I reconciled myself to never being without tinnitus for even one second of my life many years ago. In my twenties, thirties and forties, I even began to be able to tune it out.

Until I became a father.

My son (who is turning eight in a couple of months) had a piercing shriek as a toddler which brought my tinnitus roaring back into the forefront of my hearing range. In the years since he learned to walk and stopped shrieking at that particularly maddening frequency, I've struggled to relegate tinnitus once more to the background. The ringing monster, it seems, is strong, and it's also pretty relentless.

This is not to say I can't do that. And it has gotten easier to do over time. Then again, it's always with me.

Or it was, until a week ago. (And at last we come, after a couple of false starts, to the true positive in this post!)
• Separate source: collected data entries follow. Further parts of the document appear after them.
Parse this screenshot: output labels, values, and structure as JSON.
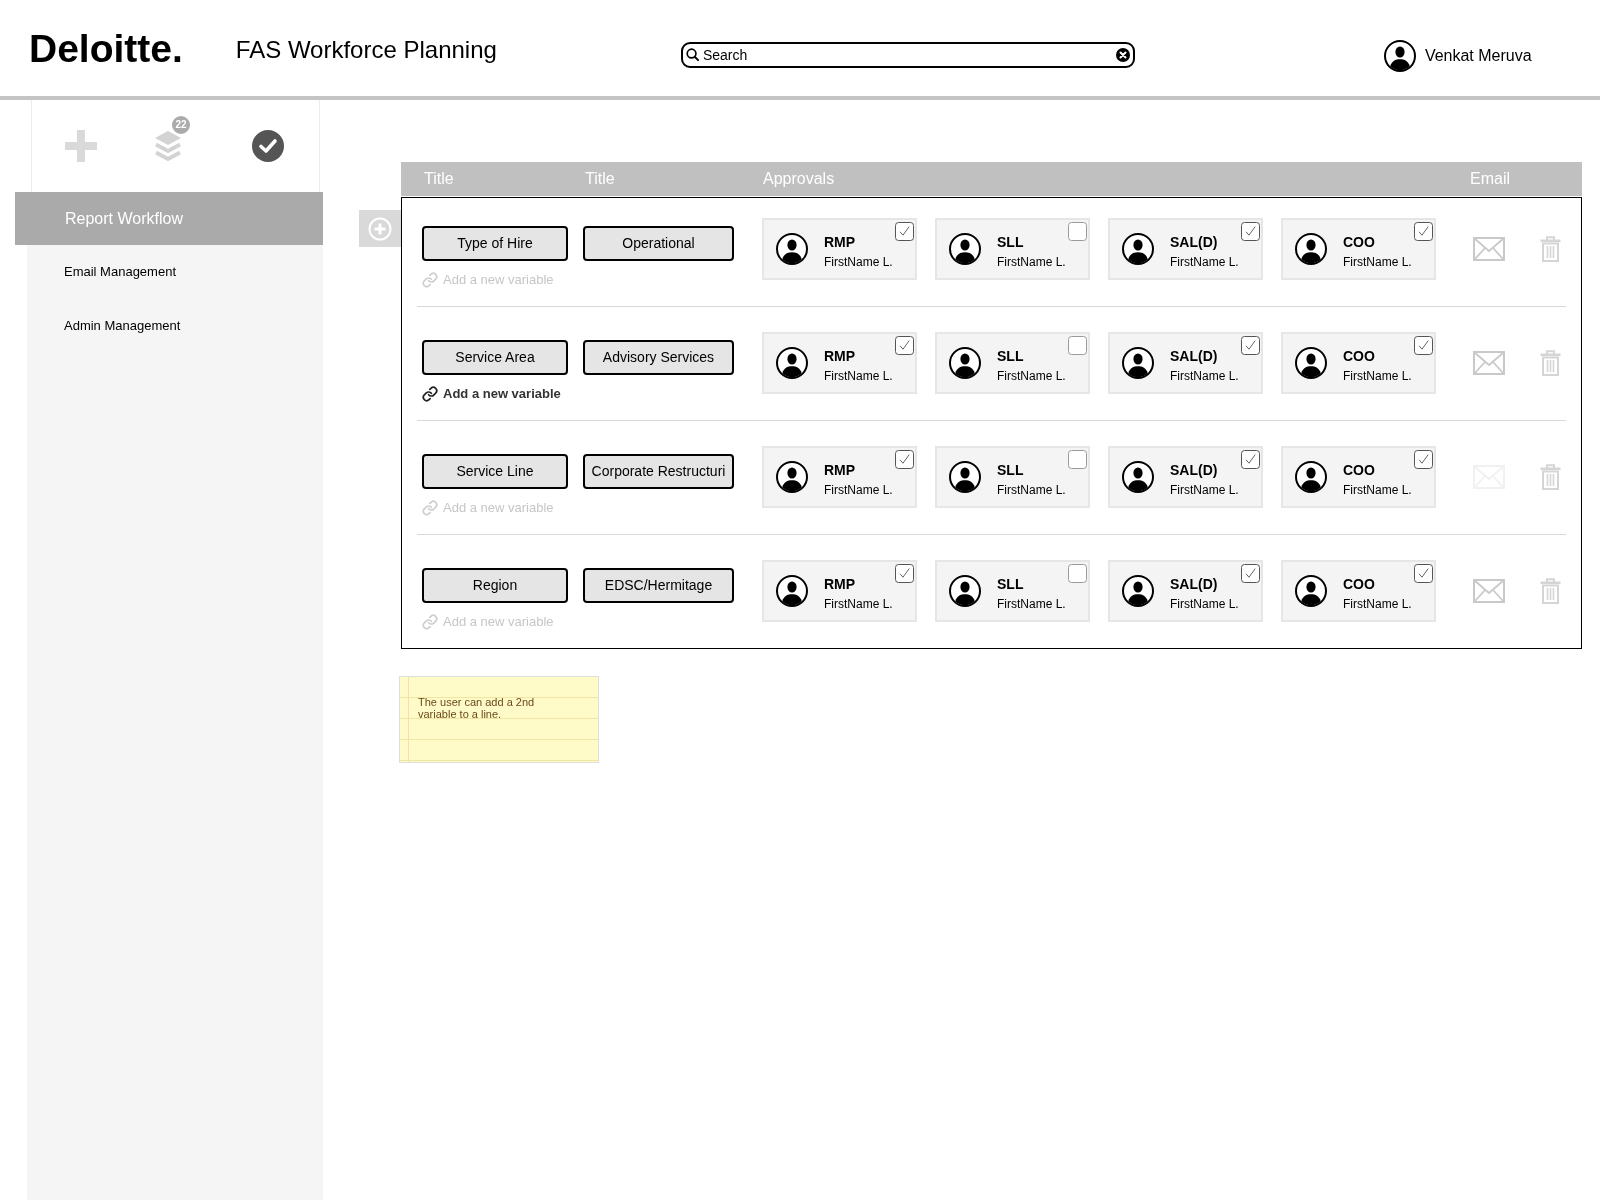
{
  "header": {
    "logo": "Deloitte.",
    "title": "FAS Workforce Planning",
    "search": {
      "placeholder": "Search"
    },
    "user": {
      "name": "Venkat Meruva"
    }
  },
  "sidebar": {
    "toolbar": {
      "layers_badge": "22"
    },
    "items": [
      {
        "label": "Report Workflow",
        "selected": true
      },
      {
        "label": "Email Management",
        "selected": false
      },
      {
        "label": "Admin Management",
        "selected": false
      }
    ]
  },
  "table": {
    "columns": [
      "Title",
      "Title",
      "Approvals",
      "Email"
    ],
    "rows": [
      {
        "variable": "Type of Hire",
        "value": "Operational",
        "add_variable": {
          "label": "Add a new variable",
          "disabled": true
        },
        "approvals": [
          {
            "role": "RMP",
            "name": "FirstName L.",
            "checked": true
          },
          {
            "role": "SLL",
            "name": "FirstName L.",
            "checked": false
          },
          {
            "role": "SAL(D)",
            "name": "FirstName L.",
            "checked": true
          },
          {
            "role": "COO",
            "name": "FirstName L.",
            "checked": true
          }
        ],
        "email_disabled": false
      },
      {
        "variable": "Service Area",
        "value": "Advisory Services",
        "add_variable": {
          "label": "Add a new variable",
          "disabled": false
        },
        "approvals": [
          {
            "role": "RMP",
            "name": "FirstName L.",
            "checked": true
          },
          {
            "role": "SLL",
            "name": "FirstName L.",
            "checked": false
          },
          {
            "role": "SAL(D)",
            "name": "FirstName L.",
            "checked": true
          },
          {
            "role": "COO",
            "name": "FirstName L.",
            "checked": true
          }
        ],
        "email_disabled": false
      },
      {
        "variable": "Service Line",
        "value": "Corporate Restructuri",
        "add_variable": {
          "label": "Add a new variable",
          "disabled": true
        },
        "approvals": [
          {
            "role": "RMP",
            "name": "FirstName L.",
            "checked": true
          },
          {
            "role": "SLL",
            "name": "FirstName L.",
            "checked": false
          },
          {
            "role": "SAL(D)",
            "name": "FirstName L.",
            "checked": true
          },
          {
            "role": "COO",
            "name": "FirstName L.",
            "checked": true
          }
        ],
        "email_disabled": true
      },
      {
        "variable": "Region",
        "value": "EDSC/Hermitage",
        "add_variable": {
          "label": "Add a new variable",
          "disabled": true
        },
        "approvals": [
          {
            "role": "RMP",
            "name": "FirstName L.",
            "checked": true
          },
          {
            "role": "SLL",
            "name": "FirstName L.",
            "checked": false
          },
          {
            "role": "SAL(D)",
            "name": "FirstName L.",
            "checked": true
          },
          {
            "role": "COO",
            "name": "FirstName L.",
            "checked": true
          }
        ],
        "email_disabled": false
      }
    ]
  },
  "note": {
    "text": "The user can add a 2nd variable to a line."
  }
}
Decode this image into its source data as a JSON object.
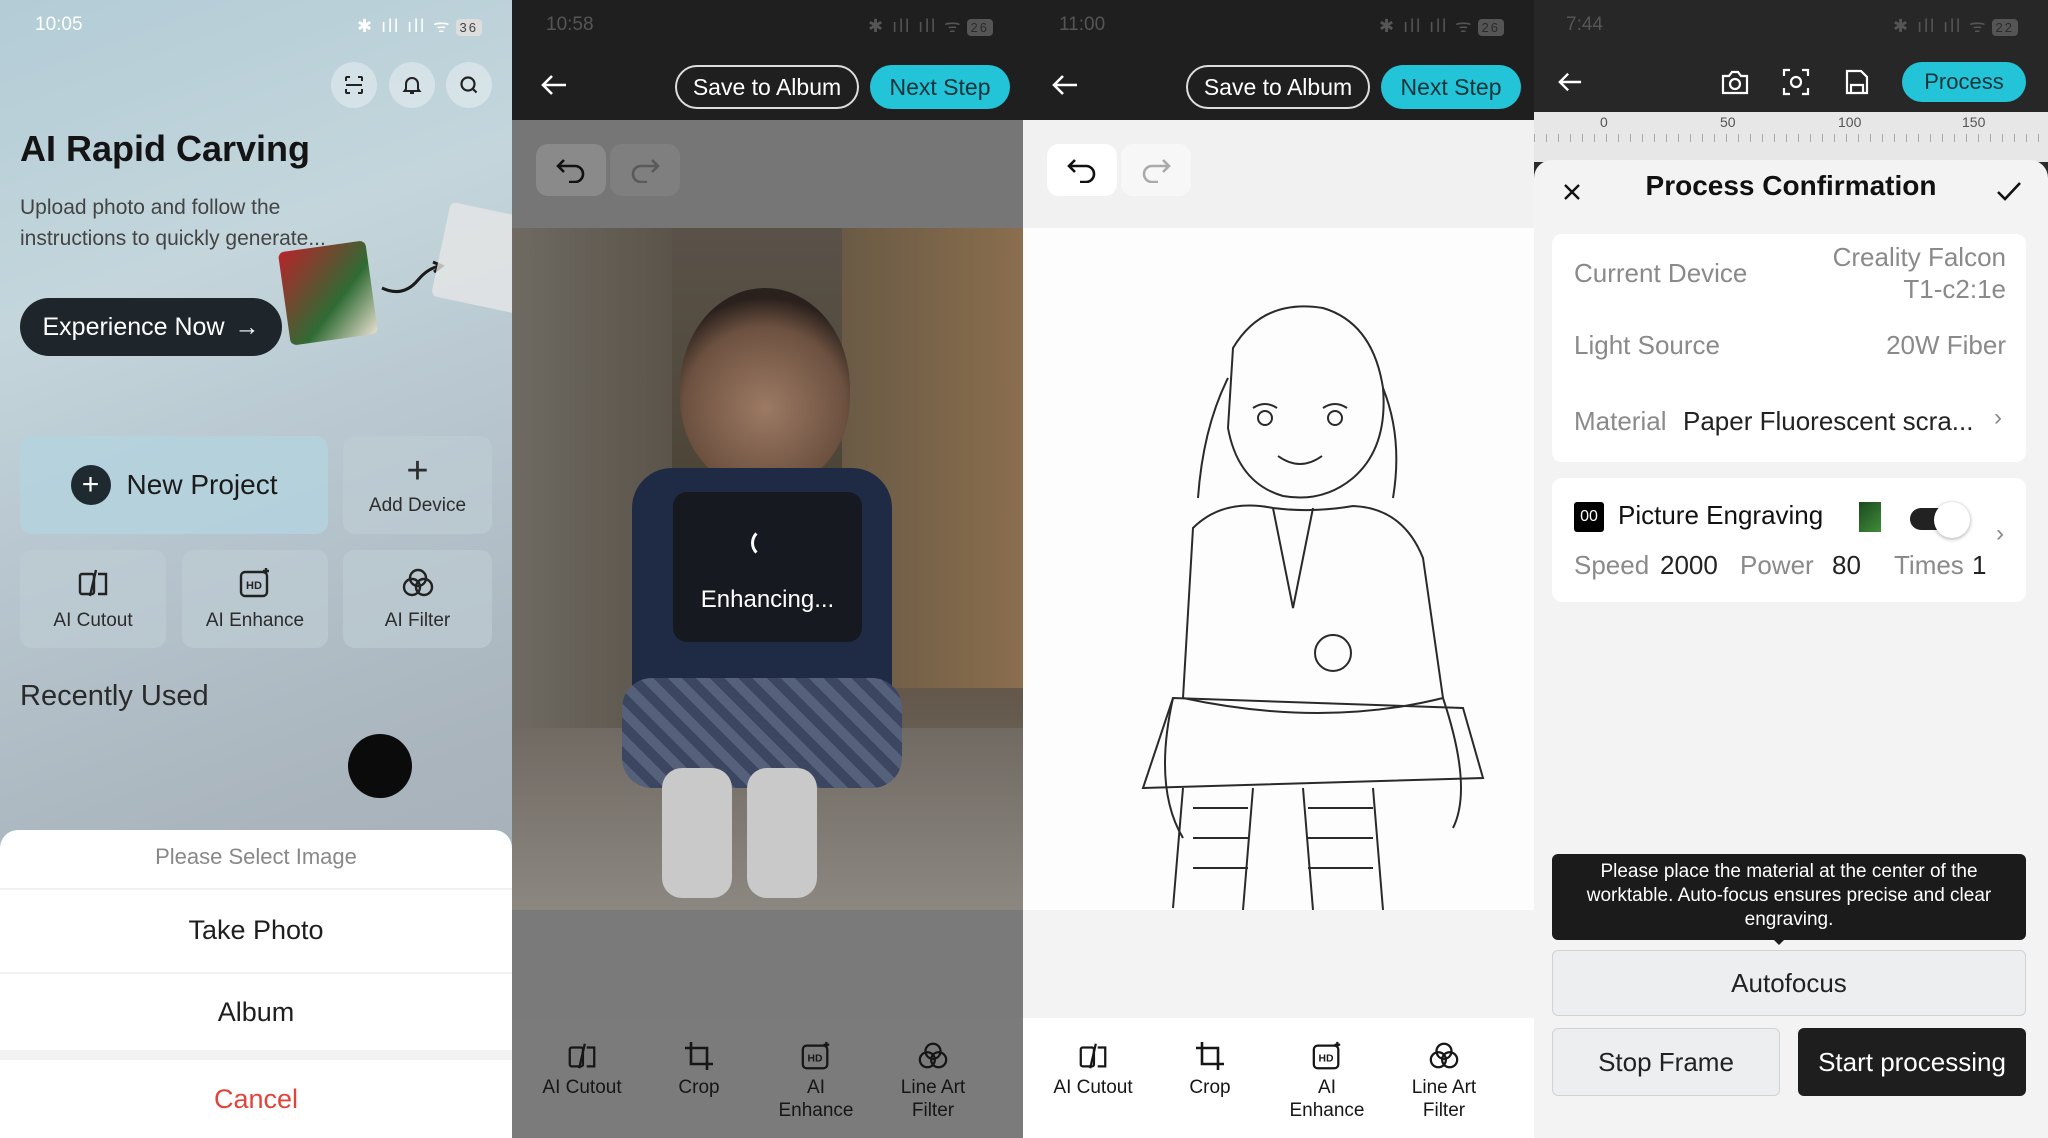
{
  "panel1": {
    "status_time": "10:05",
    "battery": "36",
    "title": "AI Rapid Carving",
    "subtitle_line1": "Upload photo and follow the",
    "subtitle_line2": "instructions to quickly generate...",
    "experience_button": "Experience Now",
    "new_project": "New Project",
    "add_device": "Add Device",
    "tools": [
      "AI Cutout",
      "AI Enhance",
      "AI Filter"
    ],
    "recently_used": "Recently Used",
    "sheet": {
      "title": "Please Select Image",
      "take_photo": "Take Photo",
      "album": "Album",
      "cancel": "Cancel"
    }
  },
  "panel2": {
    "status_time": "10:58",
    "battery": "26",
    "save_album": "Save to Album",
    "next_step": "Next Step",
    "enhancing": "Enhancing...",
    "tools": [
      {
        "line1": "AI Cutout",
        "line2": ""
      },
      {
        "line1": "Crop",
        "line2": ""
      },
      {
        "line1": "AI",
        "line2": "Enhance"
      },
      {
        "line1": "Line Art",
        "line2": "Filter"
      }
    ]
  },
  "panel3": {
    "status_time": "11:00",
    "battery": "26",
    "save_album": "Save to Album",
    "next_step": "Next Step",
    "tools": [
      {
        "line1": "AI Cutout",
        "line2": ""
      },
      {
        "line1": "Crop",
        "line2": ""
      },
      {
        "line1": "AI",
        "line2": "Enhance"
      },
      {
        "line1": "Line Art",
        "line2": "Filter"
      }
    ]
  },
  "panel4": {
    "status_time": "7:44",
    "battery": "22",
    "process_button": "Process",
    "ruler_labels": [
      "0",
      "50",
      "100",
      "150"
    ],
    "sheet_title": "Process Confirmation",
    "current_device_label": "Current Device",
    "current_device_value_1": "Creality Falcon",
    "current_device_value_2": "T1-c2:1e",
    "light_source_label": "Light Source",
    "light_source_value": "20W Fiber",
    "material_label": "Material",
    "material_value": "Paper Fluorescent scra...",
    "layer_badge": "00",
    "layer_name": "Picture Engraving",
    "speed_label": "Speed",
    "speed_value": "2000",
    "power_label": "Power",
    "power_value": "80",
    "times_label": "Times",
    "times_value": "1",
    "tooltip": "Please place the material at the center of the worktable. Auto-focus ensures precise and clear engraving.",
    "autofocus": "Autofocus",
    "stop_frame": "Stop Frame",
    "start_processing": "Start processing"
  },
  "colors": {
    "accent_cyan": "#24c4d8",
    "cancel_red": "#e0443b",
    "dark": "#1e262c"
  }
}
No, my tinnitus isn't cured. It's just been mitigated.

I now know what it's like to not hear tinnitus. And I have audio technology to thank.

I still don't hear silence. But thanks to a combination of the best streaming service out there and a birthday gift I recently gave myself, I can now hear a whole lot of what I've been missing (hearing loss, too, remember?), and tinnitus-free.

TIDAL
I subscribe to TIDAL, which is the brainchild of rapper and music mogul Jay-Z. As streaming services go, it's pretty impressive on a number of levels. Its profit-sharing model is far more generous to the musicians who generate the content it peddles to listeners like me, and I like that. The same cannot be said of Spotify (which is why Taylor Swift famously and unceremoniously pulled her content from that service several years back), Apple and Amazon Music, or any of the others out there. TIDAL also has a HiFi lossless audio option (for an in-depth discussion of digital music compression, and what lossless audio actually is, and how it's far superior to standard compression, click here for a link to an old CNET article which is worth your time and trouble.). For our purposes, and in the interest of brevity, suffice it to say that most of the processes of digitizing the sounds made by instruments, including the human voice, flattens out the sound at levels human beings aren't supposed to notice.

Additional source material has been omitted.